After he returned a second time, he wasn’t paid that much heed at first. Other threats were sent packing before him: Joe Anglim, Eric Hafemann, Julia Carter, his buddy David, Kelley Wentworth, then Wardog. Once he became a big target last week, he saved himself last week by finding another Idol, leading to fellow Georgia and Atlanta educator Ron Clark’s departure.
His gameplay became more apparent as the season wore on. He won immunity challenges. He found immunity idols. As he said in this episode, he was working harder than anybody else and it showed. Knowing he was clearly the target to go home this week again, he hunted for an idol again while the others (based on the show edit) seemed to just sit around and complain about him hunting for an idol.
After he found one, he kept running around “hunting” for an idol, just to mess with the others and they half-heartedly followed him around in a ridiculous game of nothing, really. Rick was having the time of his life knowing he was safe.
Then he went ahead and won the individual immunity challenge as well, which involved a puzzle instead of some endurance challenge. And once Jeff Probst said the word “tonight” with just the right emphasis, Rick got the message and figured out the answer: “Not living on the edge tonight.”
So Rick had double protection.
He’s been an underdog and a power player at the same time. Everyone knows it. He knows it. He is super entertaining for the viewers even while he’s infuriating and frustrating for the remaining players.

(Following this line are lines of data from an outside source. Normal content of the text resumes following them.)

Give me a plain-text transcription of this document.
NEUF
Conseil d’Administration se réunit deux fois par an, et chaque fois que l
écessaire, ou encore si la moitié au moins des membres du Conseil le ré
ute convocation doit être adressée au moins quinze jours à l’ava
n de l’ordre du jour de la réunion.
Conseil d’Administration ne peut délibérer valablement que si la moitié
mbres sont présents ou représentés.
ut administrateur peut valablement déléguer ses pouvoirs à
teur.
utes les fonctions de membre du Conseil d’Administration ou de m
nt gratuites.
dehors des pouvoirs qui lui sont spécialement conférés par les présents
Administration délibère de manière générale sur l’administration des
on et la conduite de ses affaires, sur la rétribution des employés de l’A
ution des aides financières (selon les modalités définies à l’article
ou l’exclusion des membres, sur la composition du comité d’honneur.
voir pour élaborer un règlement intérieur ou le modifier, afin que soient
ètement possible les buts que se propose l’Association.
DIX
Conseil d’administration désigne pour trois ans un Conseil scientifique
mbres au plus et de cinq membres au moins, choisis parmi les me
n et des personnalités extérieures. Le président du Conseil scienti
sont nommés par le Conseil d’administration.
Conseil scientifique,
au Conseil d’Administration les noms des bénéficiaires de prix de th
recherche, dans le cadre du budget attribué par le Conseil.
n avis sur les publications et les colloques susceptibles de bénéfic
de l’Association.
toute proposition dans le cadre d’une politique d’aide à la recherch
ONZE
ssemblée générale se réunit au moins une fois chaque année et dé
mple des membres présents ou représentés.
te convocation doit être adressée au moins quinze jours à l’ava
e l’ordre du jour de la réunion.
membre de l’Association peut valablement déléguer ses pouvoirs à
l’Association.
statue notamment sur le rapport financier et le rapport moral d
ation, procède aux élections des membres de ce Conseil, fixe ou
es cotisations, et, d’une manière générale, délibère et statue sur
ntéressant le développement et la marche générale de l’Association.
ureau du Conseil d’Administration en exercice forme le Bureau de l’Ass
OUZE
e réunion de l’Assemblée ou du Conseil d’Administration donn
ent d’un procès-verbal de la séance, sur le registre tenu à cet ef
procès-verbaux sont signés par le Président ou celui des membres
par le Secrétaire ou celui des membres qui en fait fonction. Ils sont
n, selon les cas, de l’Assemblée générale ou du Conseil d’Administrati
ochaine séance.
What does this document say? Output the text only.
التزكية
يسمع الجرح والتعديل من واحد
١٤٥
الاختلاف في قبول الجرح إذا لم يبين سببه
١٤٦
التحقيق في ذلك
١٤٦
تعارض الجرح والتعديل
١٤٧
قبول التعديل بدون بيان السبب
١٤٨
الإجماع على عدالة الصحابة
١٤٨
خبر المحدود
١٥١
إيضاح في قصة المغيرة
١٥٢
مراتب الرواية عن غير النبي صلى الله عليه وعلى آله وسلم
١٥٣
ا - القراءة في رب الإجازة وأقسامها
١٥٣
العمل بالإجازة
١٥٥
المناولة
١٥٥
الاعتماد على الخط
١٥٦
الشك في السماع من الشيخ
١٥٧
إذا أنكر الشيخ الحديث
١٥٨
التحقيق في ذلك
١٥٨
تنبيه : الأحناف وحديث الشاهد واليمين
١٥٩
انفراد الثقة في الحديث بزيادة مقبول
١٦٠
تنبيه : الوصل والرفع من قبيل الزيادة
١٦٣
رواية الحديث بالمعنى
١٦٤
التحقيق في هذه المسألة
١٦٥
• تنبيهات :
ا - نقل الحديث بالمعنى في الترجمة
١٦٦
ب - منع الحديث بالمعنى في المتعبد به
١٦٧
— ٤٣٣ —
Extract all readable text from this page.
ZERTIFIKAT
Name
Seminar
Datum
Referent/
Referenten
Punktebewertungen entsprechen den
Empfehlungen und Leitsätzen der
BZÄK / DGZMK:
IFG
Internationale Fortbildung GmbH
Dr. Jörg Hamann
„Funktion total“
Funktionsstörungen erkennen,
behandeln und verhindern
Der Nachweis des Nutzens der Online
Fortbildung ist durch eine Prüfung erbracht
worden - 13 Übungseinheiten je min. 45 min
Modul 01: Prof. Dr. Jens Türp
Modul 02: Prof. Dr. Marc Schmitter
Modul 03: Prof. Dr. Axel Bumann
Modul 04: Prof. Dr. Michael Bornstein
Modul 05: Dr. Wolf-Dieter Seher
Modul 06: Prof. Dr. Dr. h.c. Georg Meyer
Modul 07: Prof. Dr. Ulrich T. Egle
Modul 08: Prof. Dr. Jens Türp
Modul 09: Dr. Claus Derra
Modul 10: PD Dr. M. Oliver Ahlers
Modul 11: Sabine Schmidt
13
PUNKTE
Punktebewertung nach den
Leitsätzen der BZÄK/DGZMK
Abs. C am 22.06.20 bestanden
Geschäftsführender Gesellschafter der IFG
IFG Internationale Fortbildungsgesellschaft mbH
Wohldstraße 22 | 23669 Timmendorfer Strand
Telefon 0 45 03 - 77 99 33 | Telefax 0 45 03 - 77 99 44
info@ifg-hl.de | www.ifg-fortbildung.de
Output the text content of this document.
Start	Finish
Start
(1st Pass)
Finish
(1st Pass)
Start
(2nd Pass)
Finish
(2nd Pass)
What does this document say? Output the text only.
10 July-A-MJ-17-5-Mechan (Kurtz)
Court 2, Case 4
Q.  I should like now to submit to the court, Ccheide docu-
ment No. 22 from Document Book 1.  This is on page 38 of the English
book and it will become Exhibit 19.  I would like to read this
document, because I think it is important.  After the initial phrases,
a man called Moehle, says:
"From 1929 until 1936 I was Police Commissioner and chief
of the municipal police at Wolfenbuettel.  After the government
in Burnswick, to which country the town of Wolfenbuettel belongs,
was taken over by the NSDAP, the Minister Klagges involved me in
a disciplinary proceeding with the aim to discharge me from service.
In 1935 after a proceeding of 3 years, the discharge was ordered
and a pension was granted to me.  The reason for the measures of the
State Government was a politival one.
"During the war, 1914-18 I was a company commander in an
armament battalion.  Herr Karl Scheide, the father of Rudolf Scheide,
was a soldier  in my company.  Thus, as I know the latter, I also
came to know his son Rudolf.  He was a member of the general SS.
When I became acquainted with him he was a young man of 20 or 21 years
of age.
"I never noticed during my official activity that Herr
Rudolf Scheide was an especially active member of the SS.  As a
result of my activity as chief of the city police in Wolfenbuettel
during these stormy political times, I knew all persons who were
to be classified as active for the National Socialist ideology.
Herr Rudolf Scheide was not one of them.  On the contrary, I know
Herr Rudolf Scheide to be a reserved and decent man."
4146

As Aurora said during tribal council, “I have learned not to listen to 90 percent of what Rick says but I completely respect everything he’s doing. He is out here giving 100 percent and to me, that gives me more energy to go after him.”
Then he proves that by whipping out what he says is an immunity idol and hands it to Julie so the core four (Lauren, Gavin, Aurora, Victoria) theoretically have to go after each other - unless they think he’s bluffing. That could be a fake idol.
And even if it were real, why would Rick give it up now when he might need it next tribal council?
Still, he knew this would play well with the jury if Aurora got voted out. And indeed, she is.
But the jury didn’t know that Lauren had talked to Julie earlier and felt Julie was a better person to keep around than Aurora, a bigger challenge threat. It seems as if Gavin and Victoria agreed and planned to blindside Aurora anyway.
If that were the case, Rick wasn’t quite the puppet master he made himself out to be to the jury.
Rather than lifting Rick up, his fellow survivors need to remind the jury that Rick is almost always on the wrong side of votes (as opposed to, say, Victoria) and has not been able to build a sturdy alliance for himself. Oh, and he was voted out once already.
But instead, he is now the man the jury will embrace if he makes it to the final three.
Rick told Probst and the jury that he has played better now that he’s back in because “I’m playing with house money. There’s freedom to being on the bottom.”
He is still going to need some luck and pluck to make it to the final three. There are five left but someone from “Edge of Extinction” will be back next week as well. The finale will be jampacked and the live show (which used to be an hour) will likely get shortchanged again.
Overall, fans have not liked “Edge of Extinction” for good reason. It really hasn’t worked well because nothing interesting goes on there and the show has barely any reason to show the folks there. This week, they had them read letters they wrote to themselves before the show began. Really? Is that supposed to be interesting?